Tra i vari "istinti" posseduti dall'uomo, troviamo l'interesse per l'orrore, il male ed il caos. E sono proprio i videogiochi a dare sfogo a queste pulsioni innate. Shakedown Hawaii è l'esempio di come la trasgressione umana possa essere veicolata in videogioco, al netto di successi globali come GTA e Saints Row, riportando sensazioni vintage e una voglia di anni '80: la West-Coast sarà investita da un'ondata di violenza come mai prima d'ora.



La somiglianza di Shakedown Hawaii, sequel dell'irriverente Retro City Rampage, ai primi due capitoli di GTA, per gameplay e mood, non può essere ignorata.
Il protagonista, il CEO, è un imprenditore ritrovatosi sul lastrico, dopo il fallimento delle sue aziende quotate in borsa, costretto a riabbracciare il mondo malavitoso per il bene dei suoi affari. A spalleggiarlo vedremo il figlio Scooter e il Bodyguard, caratterizzati dai compiti impartiti dal capoccia e dal legame che questi hanno con lui.

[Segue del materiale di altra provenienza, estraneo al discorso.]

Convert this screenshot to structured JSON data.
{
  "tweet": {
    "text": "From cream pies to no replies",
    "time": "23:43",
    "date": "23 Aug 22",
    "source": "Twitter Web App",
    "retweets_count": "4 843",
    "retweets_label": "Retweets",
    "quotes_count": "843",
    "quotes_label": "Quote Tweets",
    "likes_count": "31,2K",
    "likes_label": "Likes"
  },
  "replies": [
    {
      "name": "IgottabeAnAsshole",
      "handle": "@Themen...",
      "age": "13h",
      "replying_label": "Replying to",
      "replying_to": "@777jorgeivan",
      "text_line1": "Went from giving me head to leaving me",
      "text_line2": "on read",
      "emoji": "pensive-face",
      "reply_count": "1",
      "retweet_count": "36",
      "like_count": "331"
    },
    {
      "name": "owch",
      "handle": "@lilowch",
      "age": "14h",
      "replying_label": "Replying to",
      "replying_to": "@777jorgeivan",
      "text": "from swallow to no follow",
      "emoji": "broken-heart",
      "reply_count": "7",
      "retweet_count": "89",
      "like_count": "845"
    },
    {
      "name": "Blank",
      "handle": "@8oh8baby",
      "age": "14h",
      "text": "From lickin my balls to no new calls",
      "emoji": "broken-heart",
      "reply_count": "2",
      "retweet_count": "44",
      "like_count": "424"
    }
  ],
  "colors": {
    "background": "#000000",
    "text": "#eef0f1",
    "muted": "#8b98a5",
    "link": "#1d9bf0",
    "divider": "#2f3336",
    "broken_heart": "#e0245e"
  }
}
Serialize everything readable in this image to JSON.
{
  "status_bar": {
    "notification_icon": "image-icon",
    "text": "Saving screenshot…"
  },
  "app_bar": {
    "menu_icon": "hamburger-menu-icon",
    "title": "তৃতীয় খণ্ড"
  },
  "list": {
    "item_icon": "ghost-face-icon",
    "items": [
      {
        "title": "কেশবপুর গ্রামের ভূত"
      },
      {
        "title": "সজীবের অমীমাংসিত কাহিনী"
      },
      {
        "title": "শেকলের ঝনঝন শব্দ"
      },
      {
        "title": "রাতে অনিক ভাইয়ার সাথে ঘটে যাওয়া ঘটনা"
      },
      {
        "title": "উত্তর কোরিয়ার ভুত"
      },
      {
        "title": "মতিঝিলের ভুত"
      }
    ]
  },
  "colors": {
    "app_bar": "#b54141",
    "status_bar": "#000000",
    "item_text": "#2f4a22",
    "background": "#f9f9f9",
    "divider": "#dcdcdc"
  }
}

La trama di gioco si delinea attraverso le missioni assegnate ad ognuno, all'insegna dell'action-movie e del mantra "spara-scappa-spara". Ognuno degli anti-eroi che impersoneremo avrà dei compiti personali in linea con la caratterizzazione del personaggio, differenti per età, fisionomia e ideologia. L'elemento comune, a quasi ogni fase di gioco, è la possibilità di distruzione che è concessa al giocatore, a prescindere dal personaggio utilizzato, coinvolgendo le forze dell'ordine, che ostacoleranno la divenuta della città in un inferno terrestre, riprendendo la meccanica cara a GTA, per l'appunto.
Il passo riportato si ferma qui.